Poniedziałek
- śniadanie I: dwie kromki chleba żytnio-razowego (własnego wypieku) z masłem i jajkiem, plus zielona fasolka szparagowa z cebulą na ciepło oraz dwa duszone pomidory z mnóstwem szczypiorku
- obiad: dwie miski kartoflanki plus dwie kromki chleba żytniego-razowego z masłem
- kolacja: miseczka marchwianki z odrobiną makaronu zytnio-razowego, kasza gryczana niepalona plus brokuł
Wtorek
- śniadanie I: 3 kromki chleba żytnio-razowego z jajkiem, plus brokuł na ciepło z czosnkiem
- śniadanie II: mała miseczka kartoflanki plus owsianka z orzechami laskowymi i włoskimi
- obiad: duszony por z dynią, filiżanka owsianki z orzechami i słonecznikiem
- kolacja: mały kubek zupy dyniowej
Środa
Dzisiaj było załamanie pogody: zimno i deszcz. Trzeba było się pożądnie rozgrzać z samego rana.
- śniadanie I: kasza gryczana z odrobinką wątróbki z sosem z dużą ilością duszonej cebuli z czosnkiem, fasolka szparagowa zielona na ciepło, dwie brukselki
- śniadanie II: zupa z dyni (przede wszystkim por i dynia na wołowym rosole)
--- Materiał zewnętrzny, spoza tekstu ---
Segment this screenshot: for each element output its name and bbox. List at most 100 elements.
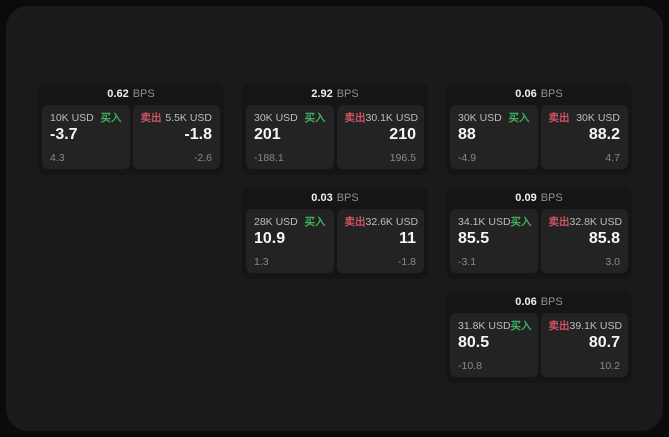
spread-value: 0.62 [107,88,129,100]
quote-card: 0.09 BPS 34.1K USD 买入 85.5 -3.1 卖出 32.8K… [446,187,632,279]
sell-sub-value: 196.5 [389,152,416,164]
panel-top-row: 卖出 39.1K USD [548,320,623,332]
sell-sub-value: 3.0 [605,256,620,268]
spread-value: 0.06 [515,296,537,308]
sell-size-label: 32.6K USD [365,216,419,228]
buy-price: 80.5 [458,334,490,351]
panel-top-row: 卖出 30K USD [549,112,621,124]
buy-quote-panel[interactable]: 28K USD 买入 10.9 1.3 [246,209,334,273]
quote-card: 0.03 BPS 28K USD 买入 10.9 1.3 卖出 32.6K US… [242,187,428,279]
spread-header: 0.03 BPS [242,187,428,209]
panel-top-row: 30K USD 买入 [458,112,530,124]
buy-price: 85.5 [458,230,490,247]
panel-top-row: 10K USD 买入 [50,112,122,124]
buy-side-label: 买入 [304,112,326,124]
panel-top-row: 卖出 5.5K USD [141,112,213,124]
sell-quote-panel[interactable]: 卖出 39.1K USD 80.7 10.2 [540,313,628,377]
sell-side-label: 卖出 [548,320,570,332]
sell-sub-value: 4.7 [605,152,620,164]
quote-panels: 30K USD 买入 201 -188.1 卖出 30.1K USD 210 1… [242,105,428,169]
panel-top-row: 卖出 32.6K USD [344,216,419,228]
spread-unit: BPS [336,88,359,100]
buy-side-label: 买入 [510,216,532,228]
spread-unit: BPS [336,192,359,204]
buy-sub-value: -188.1 [254,152,284,164]
quote-card: 0.62 BPS 10K USD 买入 -3.7 4.3 卖出 5.5K USD [38,83,224,175]
spread-header: 0.62 BPS [38,83,224,105]
spread-header: 0.06 BPS [446,291,632,313]
buy-size-label: 30K USD [254,112,298,124]
buy-price: 201 [254,126,281,143]
sell-side-label: 卖出 [344,112,366,124]
quotes-panel: 0.62 BPS 10K USD 买入 -3.7 4.3 卖出 5.5K USD [6,6,663,431]
spread-header: 0.09 BPS [446,187,632,209]
sell-quote-panel[interactable]: 卖出 32.8K USD 85.8 3.0 [540,209,628,273]
sell-quote-panel[interactable]: 卖出 30.1K USD 210 196.5 [336,105,424,169]
panel-top-row: 28K USD 买入 [254,216,326,228]
panel-top-row: 卖出 32.8K USD [549,216,623,228]
sell-price: 210 [389,126,416,143]
sell-side-label: 卖出 [548,112,570,124]
sell-side-label: 卖出 [140,112,162,124]
panel-top-row: 30K USD 买入 [254,112,326,124]
spread-unit: BPS [540,296,563,308]
sell-size-label: 39.1K USD [569,320,623,332]
sell-side-label: 卖出 [344,216,366,228]
sell-price: 11 [399,230,416,247]
buy-size-label: 10K USD [50,112,94,124]
spread-value: 0.06 [515,88,537,100]
buy-quote-panel[interactable]: 10K USD 买入 -3.7 4.3 [42,105,130,169]
quote-card: 0.06 BPS 31.8K USD 买入 80.5 -10.8 卖出 39.1… [446,291,632,383]
spread-unit: BPS [132,88,155,100]
buy-price: 10.9 [254,230,286,247]
buy-quote-panel[interactable]: 34.1K USD 买入 85.5 -3.1 [450,209,538,273]
buy-sub-value: 4.3 [50,152,65,164]
sell-size-label: 30.1K USD [365,112,419,124]
sell-size-label: 5.5K USD [165,112,212,124]
spread-value: 2.92 [311,88,333,100]
buy-sub-value: -4.9 [458,152,477,164]
sell-price: 80.7 [588,334,620,351]
sell-sub-value: 10.2 [599,360,620,372]
buy-side-label: 买入 [304,216,326,228]
quote-card: 0.06 BPS 30K USD 买入 88 -4.9 卖出 30K USD [446,83,632,175]
buy-side-label: 买入 [510,320,532,332]
sell-price: -1.8 [184,126,212,143]
quote-card: 2.92 BPS 30K USD 买入 201 -188.1 卖出 30.1K … [242,83,428,175]
buy-size-label: 28K USD [254,216,298,228]
spread-value: 0.03 [311,192,333,204]
buy-sub-value: 1.3 [254,256,269,268]
spread-value: 0.09 [515,192,537,204]
quote-panels: 34.1K USD 买入 85.5 -3.1 卖出 32.8K USD 85.8… [446,209,632,273]
sell-size-label: 30K USD [576,112,620,124]
quote-panels: 10K USD 买入 -3.7 4.3 卖出 5.5K USD -1.8 -2.… [38,105,224,169]
buy-size-label: 31.8K USD [458,320,511,332]
buy-size-label: 34.1K USD [458,216,511,228]
buy-price: 88 [458,126,476,143]
buy-quote-panel[interactable]: 30K USD 买入 88 -4.9 [450,105,538,169]
buy-sub-value: -3.1 [458,256,477,268]
spread-unit: BPS [540,192,563,204]
sell-sub-value: -1.8 [397,256,416,268]
buy-side-label: 买入 [100,112,122,124]
buy-quote-panel[interactable]: 31.8K USD 买入 80.5 -10.8 [450,313,538,377]
sell-price: 88.2 [588,126,620,143]
sell-quote-panel[interactable]: 卖出 32.6K USD 11 -1.8 [336,209,424,273]
sell-size-label: 32.8K USD [569,216,623,228]
spread-header: 0.06 BPS [446,83,632,105]
sell-price: 85.8 [588,230,620,247]
sell-quote-panel[interactable]: 卖出 5.5K USD -1.8 -2.6 [132,105,220,169]
panel-top-row: 卖出 30.1K USD [344,112,419,124]
quote-panels: 31.8K USD 买入 80.5 -10.8 卖出 39.1K USD 80.… [446,313,632,377]
buy-sub-value: -10.8 [458,360,482,372]
quote-panels: 30K USD 买入 88 -4.9 卖出 30K USD 88.2 4.7 [446,105,632,169]
spread-header: 2.92 BPS [242,83,428,105]
panel-top-row: 34.1K USD 买入 [458,216,532,228]
buy-quote-panel[interactable]: 30K USD 买入 201 -188.1 [246,105,334,169]
buy-size-label: 30K USD [458,112,502,124]
panel-top-row: 31.8K USD 买入 [458,320,532,332]
spread-unit: BPS [540,88,563,100]
sell-quote-panel[interactable]: 卖出 30K USD 88.2 4.7 [540,105,628,169]
sell-sub-value: -2.6 [193,152,212,164]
- obiad: kasza gryczana z wątróbką duszoną w dużej ilości cebuli i czosnku, duszony por z marchewką, odrobinkę fasolki szparagowej
- podwieczorek: garstka prażonego słoneczniku i kilka prażonych orzechów laskowych
- kolacja: kasza gryczana, zielona fasolka szparagowa, cebula, marchewka, biała pietruszka, jajko -wszystko na ciepło i mały kubek zupy z dyni
Czwartek
- śniadanie I: porządna miska owsianki
- śniadanie II: miska zupy dyniowej z makaronem
- obiad: miska zupy zacierki plus: pieczona cukinia z czosnkiem, cebulą i odrobiną pomidorów, kasza gryczana, pasta z białej fasoli
- kolacja: powtórka z obiadu: cukinia, kasza, biała fasola
Piątek
Oj dzisiaj zaczęłam bardzo niestandardowo :-)
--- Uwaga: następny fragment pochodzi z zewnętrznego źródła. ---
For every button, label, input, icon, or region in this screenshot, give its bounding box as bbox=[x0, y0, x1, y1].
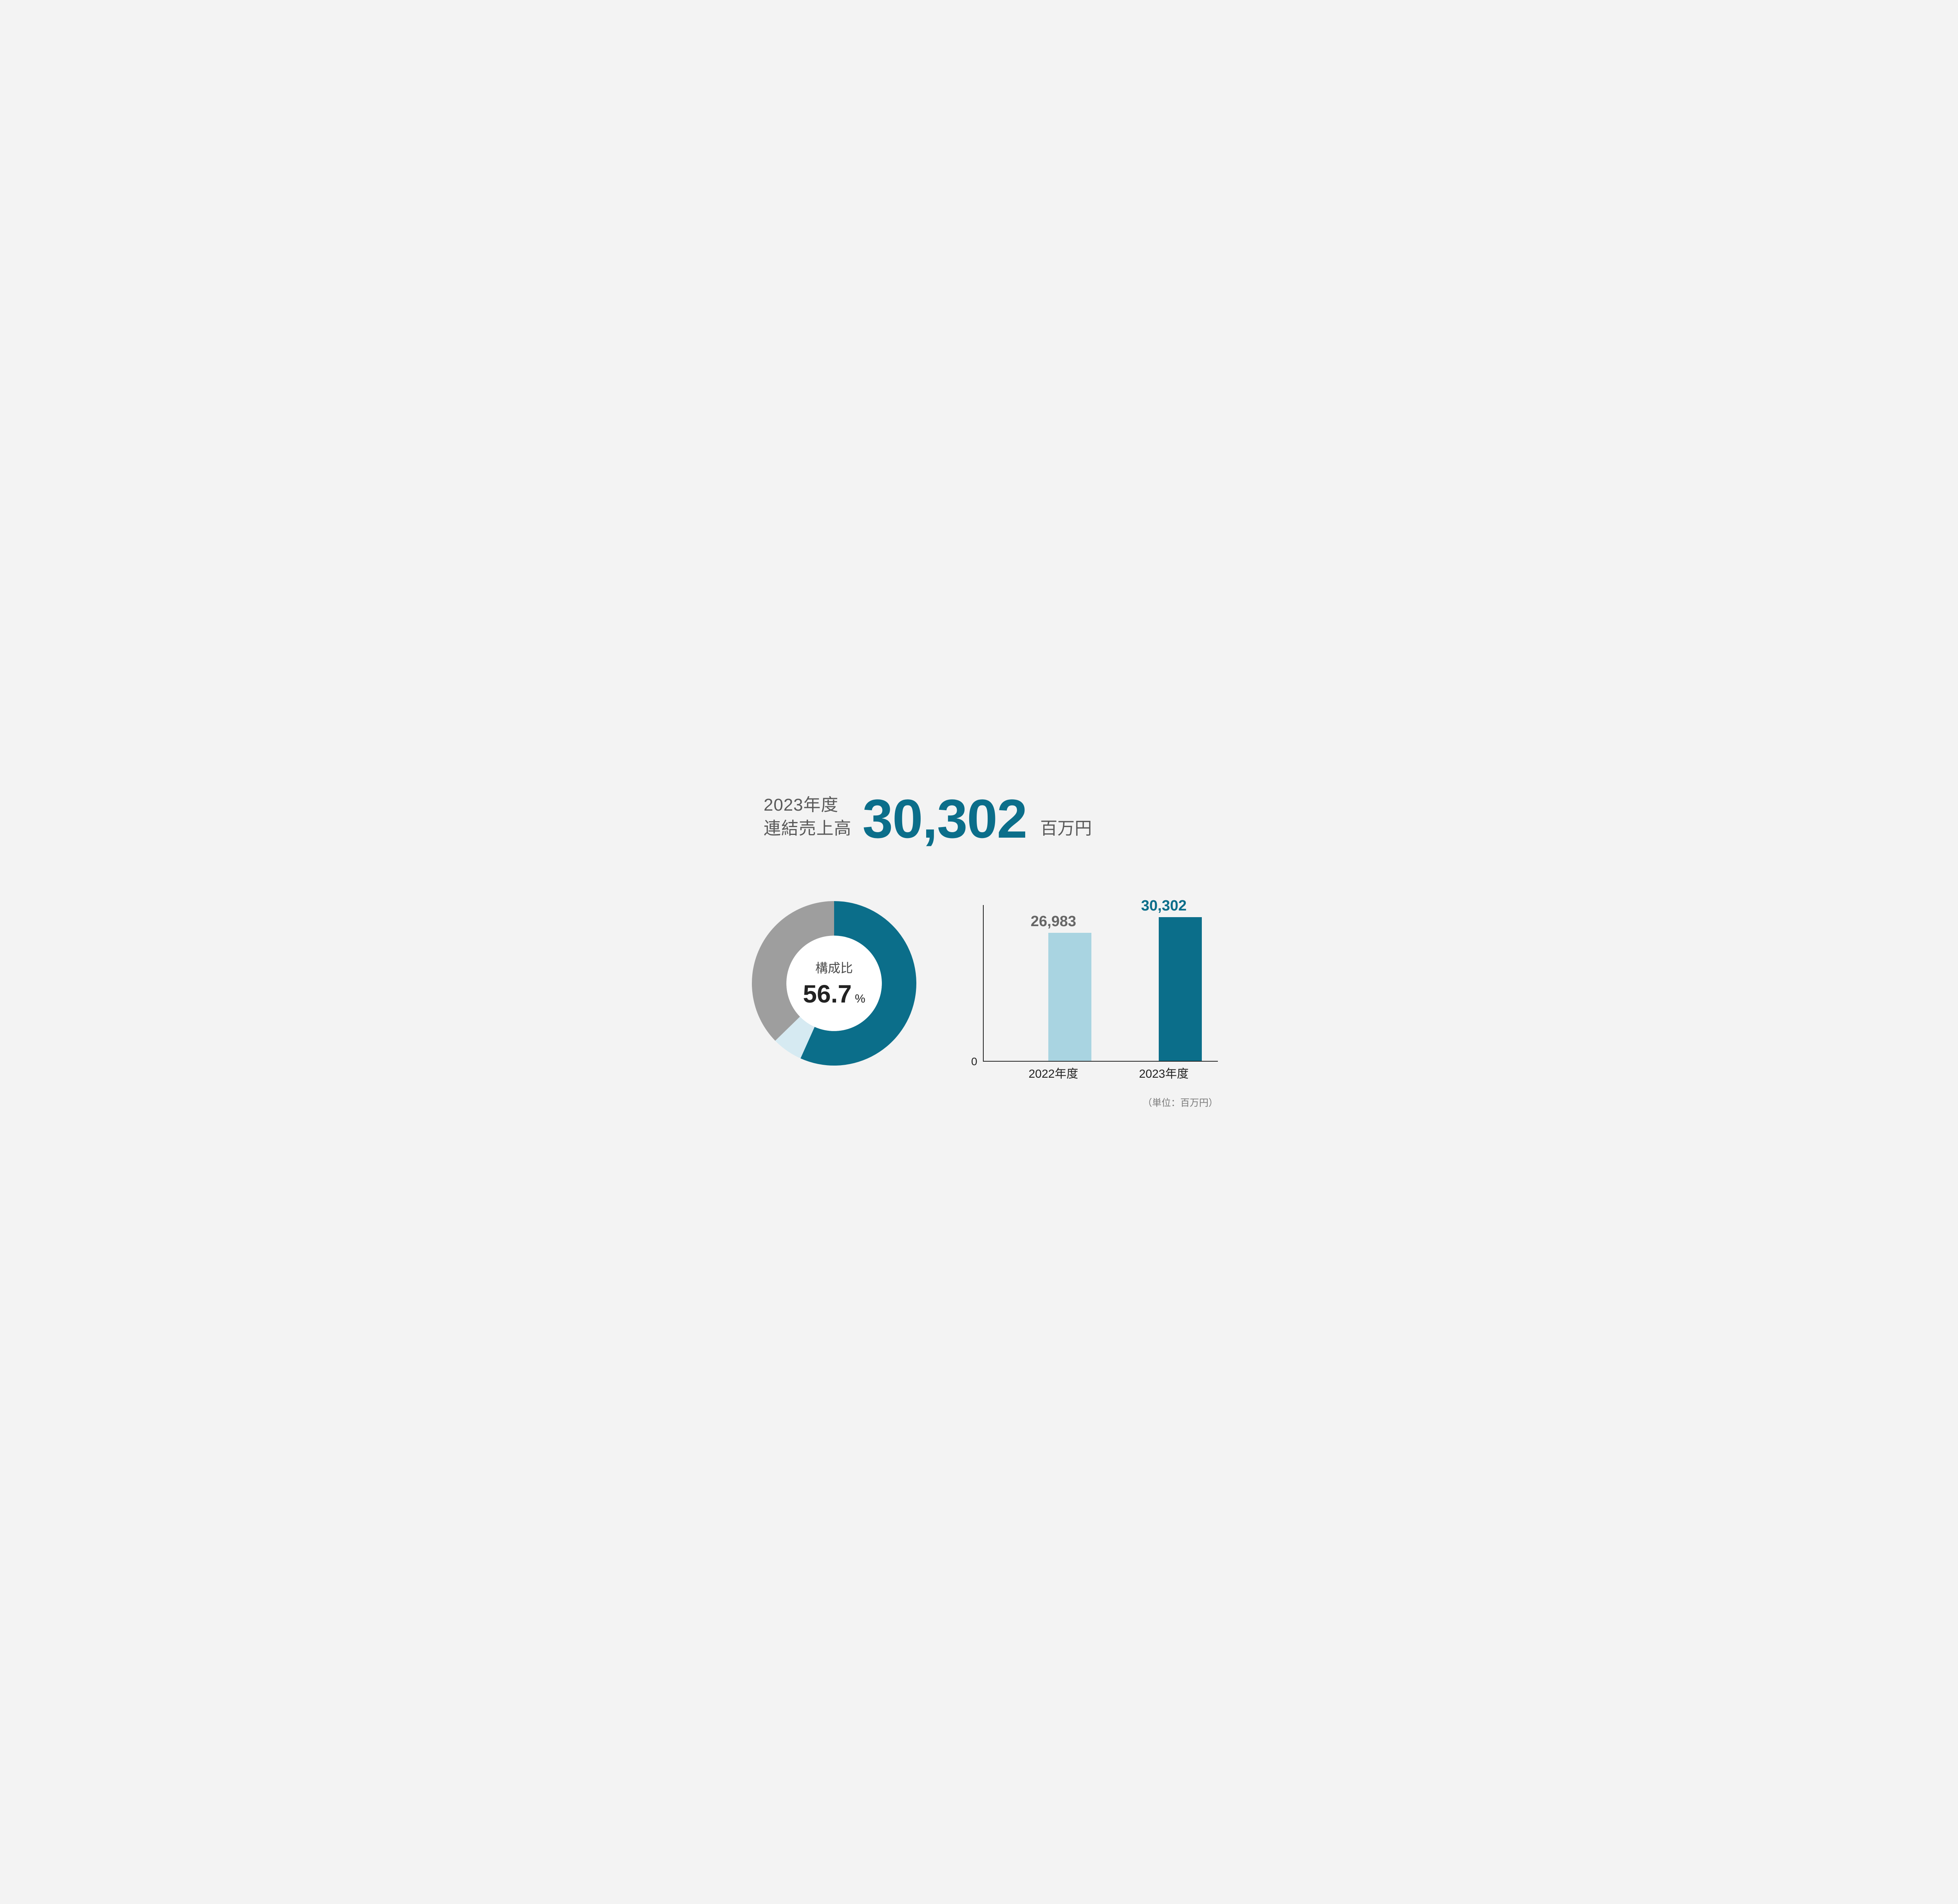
headline-prefix: 2023年度 連結売上高 bbox=[764, 793, 851, 846]
infographic-canvas: 2023年度 連結売上高 30,302 百万円 構成比 56.7 % （単位：百… bbox=[685, 756, 1273, 1148]
headline-prefix-line2: 連結売上高 bbox=[764, 817, 851, 840]
x-category-label-1: 2023年度 bbox=[1139, 1064, 1189, 1081]
donut-hole bbox=[786, 936, 882, 1031]
bar-unit-note: （単位：百万円） bbox=[1143, 1095, 1218, 1109]
bar-plot-area bbox=[983, 905, 1218, 1062]
bar-value-label-1: 30,302 bbox=[1141, 898, 1187, 914]
headline-prefix-line1: 2023年度 bbox=[764, 793, 851, 817]
headline-unit: 百万円 bbox=[1038, 814, 1092, 846]
headline-value: 30,302 bbox=[862, 791, 1027, 846]
bar-value-label-0: 26,983 bbox=[1031, 913, 1076, 930]
headline: 2023年度 連結売上高 30,302 百万円 bbox=[764, 791, 1092, 846]
bar-chart: （単位：百万円） 026,9832022年度30,3022023年度 bbox=[967, 878, 1218, 1085]
donut-chart: 構成比 56.7 % bbox=[752, 901, 916, 1066]
donut-svg bbox=[752, 901, 916, 1066]
bar-0 bbox=[1048, 933, 1091, 1061]
y-axis-zero-label: 0 bbox=[971, 1055, 977, 1068]
x-category-label-0: 2022年度 bbox=[1029, 1064, 1078, 1081]
bar-1 bbox=[1159, 917, 1202, 1061]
- śniadanie: mus z dwóch cebul z kilkoma prażonymi orzechami włoskimi i laskowymi, 2 łyżki kaszy gryczanej niepalonej ( cebule udusiłam ok 30 min. na wywarze wołowym z odrobiną masła, dorzuciłam kilka przeciśniętych ząbków czosnku, potem dodałam kasze i orzechy i wszystko zmiksowałam, oczywiście jak zwykle nie szczędziłam ziół i przypraw)
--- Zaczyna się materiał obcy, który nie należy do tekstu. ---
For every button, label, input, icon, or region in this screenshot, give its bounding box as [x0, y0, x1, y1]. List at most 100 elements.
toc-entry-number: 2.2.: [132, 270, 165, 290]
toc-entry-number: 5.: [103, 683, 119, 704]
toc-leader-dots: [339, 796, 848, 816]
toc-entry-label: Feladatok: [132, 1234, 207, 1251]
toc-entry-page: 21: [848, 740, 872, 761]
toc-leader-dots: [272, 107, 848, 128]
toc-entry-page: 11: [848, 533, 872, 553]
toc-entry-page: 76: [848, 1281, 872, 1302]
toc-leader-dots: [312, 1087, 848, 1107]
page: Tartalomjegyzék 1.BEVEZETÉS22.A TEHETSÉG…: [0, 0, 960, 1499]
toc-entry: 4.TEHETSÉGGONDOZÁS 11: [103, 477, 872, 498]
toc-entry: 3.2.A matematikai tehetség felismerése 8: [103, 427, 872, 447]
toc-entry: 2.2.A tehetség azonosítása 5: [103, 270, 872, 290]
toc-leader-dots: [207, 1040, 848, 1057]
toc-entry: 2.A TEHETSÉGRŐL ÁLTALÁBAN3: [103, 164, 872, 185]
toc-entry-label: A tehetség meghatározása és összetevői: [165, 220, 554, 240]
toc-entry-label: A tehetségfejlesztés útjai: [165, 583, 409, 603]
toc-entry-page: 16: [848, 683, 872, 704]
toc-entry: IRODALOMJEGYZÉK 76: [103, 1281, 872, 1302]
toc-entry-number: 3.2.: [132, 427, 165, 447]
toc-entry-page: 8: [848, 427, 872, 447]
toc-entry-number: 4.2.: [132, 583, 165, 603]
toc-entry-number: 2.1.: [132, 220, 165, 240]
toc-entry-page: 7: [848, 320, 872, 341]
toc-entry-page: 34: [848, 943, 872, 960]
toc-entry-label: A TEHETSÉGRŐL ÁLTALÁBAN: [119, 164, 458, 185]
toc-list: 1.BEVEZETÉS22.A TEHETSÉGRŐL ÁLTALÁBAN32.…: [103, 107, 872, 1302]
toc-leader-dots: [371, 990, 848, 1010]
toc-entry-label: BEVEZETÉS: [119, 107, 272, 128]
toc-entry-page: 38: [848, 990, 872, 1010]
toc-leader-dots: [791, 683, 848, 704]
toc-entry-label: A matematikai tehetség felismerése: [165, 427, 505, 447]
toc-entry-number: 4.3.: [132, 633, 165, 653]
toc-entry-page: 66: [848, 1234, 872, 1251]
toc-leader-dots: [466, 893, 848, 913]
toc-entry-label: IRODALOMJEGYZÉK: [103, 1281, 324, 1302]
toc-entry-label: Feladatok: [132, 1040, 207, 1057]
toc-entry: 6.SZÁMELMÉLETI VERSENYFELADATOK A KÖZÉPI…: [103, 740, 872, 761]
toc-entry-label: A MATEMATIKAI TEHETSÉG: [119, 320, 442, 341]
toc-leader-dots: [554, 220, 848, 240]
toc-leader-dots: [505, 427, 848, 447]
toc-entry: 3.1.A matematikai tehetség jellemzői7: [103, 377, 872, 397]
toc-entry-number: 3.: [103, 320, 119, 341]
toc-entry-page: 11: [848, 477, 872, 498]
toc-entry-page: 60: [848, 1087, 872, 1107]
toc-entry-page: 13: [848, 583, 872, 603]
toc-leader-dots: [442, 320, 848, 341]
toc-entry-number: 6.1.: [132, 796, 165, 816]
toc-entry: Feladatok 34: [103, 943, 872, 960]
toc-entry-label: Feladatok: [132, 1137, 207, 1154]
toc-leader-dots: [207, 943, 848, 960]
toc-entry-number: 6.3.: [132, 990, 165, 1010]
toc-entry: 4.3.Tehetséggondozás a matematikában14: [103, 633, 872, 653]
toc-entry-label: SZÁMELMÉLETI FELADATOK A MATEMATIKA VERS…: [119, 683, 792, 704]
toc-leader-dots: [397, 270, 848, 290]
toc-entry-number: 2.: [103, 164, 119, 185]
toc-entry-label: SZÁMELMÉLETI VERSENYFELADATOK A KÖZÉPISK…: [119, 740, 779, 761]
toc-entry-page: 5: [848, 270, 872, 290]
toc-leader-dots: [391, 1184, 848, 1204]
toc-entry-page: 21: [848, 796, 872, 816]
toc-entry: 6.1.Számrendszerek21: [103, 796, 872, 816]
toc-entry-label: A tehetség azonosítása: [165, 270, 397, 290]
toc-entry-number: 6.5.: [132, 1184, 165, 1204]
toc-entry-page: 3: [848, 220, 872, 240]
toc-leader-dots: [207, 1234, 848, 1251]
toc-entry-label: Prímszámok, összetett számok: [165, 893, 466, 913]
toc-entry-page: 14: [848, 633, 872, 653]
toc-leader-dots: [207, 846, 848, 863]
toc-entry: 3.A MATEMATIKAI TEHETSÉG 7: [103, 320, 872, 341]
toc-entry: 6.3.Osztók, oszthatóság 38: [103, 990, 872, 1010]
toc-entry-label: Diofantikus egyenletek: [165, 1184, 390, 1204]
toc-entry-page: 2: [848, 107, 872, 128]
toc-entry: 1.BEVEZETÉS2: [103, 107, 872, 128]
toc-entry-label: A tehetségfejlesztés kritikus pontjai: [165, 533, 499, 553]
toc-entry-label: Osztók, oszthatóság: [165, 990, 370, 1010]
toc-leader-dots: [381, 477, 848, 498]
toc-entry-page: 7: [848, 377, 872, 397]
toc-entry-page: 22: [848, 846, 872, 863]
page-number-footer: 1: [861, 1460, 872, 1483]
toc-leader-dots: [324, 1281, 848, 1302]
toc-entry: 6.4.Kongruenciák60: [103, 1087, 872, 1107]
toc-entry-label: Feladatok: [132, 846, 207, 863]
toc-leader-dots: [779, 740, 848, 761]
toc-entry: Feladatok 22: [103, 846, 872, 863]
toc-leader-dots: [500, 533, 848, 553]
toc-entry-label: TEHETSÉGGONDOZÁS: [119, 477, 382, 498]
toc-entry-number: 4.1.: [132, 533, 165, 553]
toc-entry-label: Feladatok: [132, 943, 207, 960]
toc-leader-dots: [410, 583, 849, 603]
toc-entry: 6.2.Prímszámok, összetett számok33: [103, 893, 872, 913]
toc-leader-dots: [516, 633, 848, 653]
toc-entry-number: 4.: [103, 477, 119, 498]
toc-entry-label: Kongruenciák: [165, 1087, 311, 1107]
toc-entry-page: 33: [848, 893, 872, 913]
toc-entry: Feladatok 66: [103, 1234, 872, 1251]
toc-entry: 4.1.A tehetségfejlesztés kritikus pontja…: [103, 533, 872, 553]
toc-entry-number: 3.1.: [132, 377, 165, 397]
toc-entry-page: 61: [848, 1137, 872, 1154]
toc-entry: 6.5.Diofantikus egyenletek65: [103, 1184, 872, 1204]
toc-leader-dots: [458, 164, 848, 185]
- śniadanie II: porządna miska owsianki z dużą ilością cynamonu
- obiad: fasolka szparagowa zielona z cebulą na ciepło, jajko sadzone i trochę kaszy gryczanej niepalonej
- podwieczorek: kilka uprażonych orzechów laskowych
- kolacja: jak śniadanie: mus z dwóch dużych cebul i troszkę kaszy gryczanej niepalonej oraz filiżanka zupy zacierki
Sobota
- śniadanie: miska owsianki z cynamonem
- śniadanie II: jajko, odrobinka sosu pomidorowego własnej roboty rzecz jasna :-), troszkę kaszy jaglanej z dużą ilością cebuli i troszkę zielonej fasolki szparagowej-wszystko na ciepło
- obiad: kubek zupy dyniowej, smażona cukinia obtoczona w jajku i mące żytnio-razowej, kasza jaglana z cebulą
- podwieczorek: dwa kubki zupy dyniowej, 1/4 kromki chleba zytnio-razowego, łyżka fasolki szparagowej zielonej
- kolacja: 4 łyżki owsianki i garstka słonecznika+pestki dyni
Niedziela
Dzisiaj niestety nie było idealnie, bo po prostu przejadłam się na śniadanie, potem obiad dopiero o 16:00. Od razu to odczułam gorszym samopoczuciem. Człowiek uczy się na błędach :-)
- śniadanie I: Miska kaszy jaglanej z cebulą, 4 orzechy laskowe, miska kalarepki z marchewka, kromka chleba żytnio-razowego (własnej roboty) z masłem
- obiad: miska gęstej zupy-krem z cebuli i dyni na wywarze wołowym, 1 łyżka kaszy gryczanej niepalonej, 3 orzechy włoskie uprażone
- kolacja: Powtórka z obiadu
Uwielbiam duszona cebulę, jest bardzo sycąca, rozgrzewa organizm, dodaje powera. Oczywiście duszę ja w przyprawach i ziołach.
A co z jedzeniem w pracy? Co je mąż przed wyjściem z domu?
OdpowiedzUsuńMój mąż przed wyjściem do pracy je przede wszystkim miskę gorącej owsianki wg przepisu umieszczonego na blogu. Do pracy robię mu kanapki z mojego chleba żytniego z moim upieczonym pasztetem lub moja wędliną lub jajkiem. Zanim mu włożę mięsko do kanapki zazwyczaj jeszcze je lekko podsmażam na patelni z cebulą. Do drugiego pojemniczka czasami daję mu warzywa gotowane z cebulą, oliwą z oliwek lub olejem lnianym i do tego przyprawy i zioła.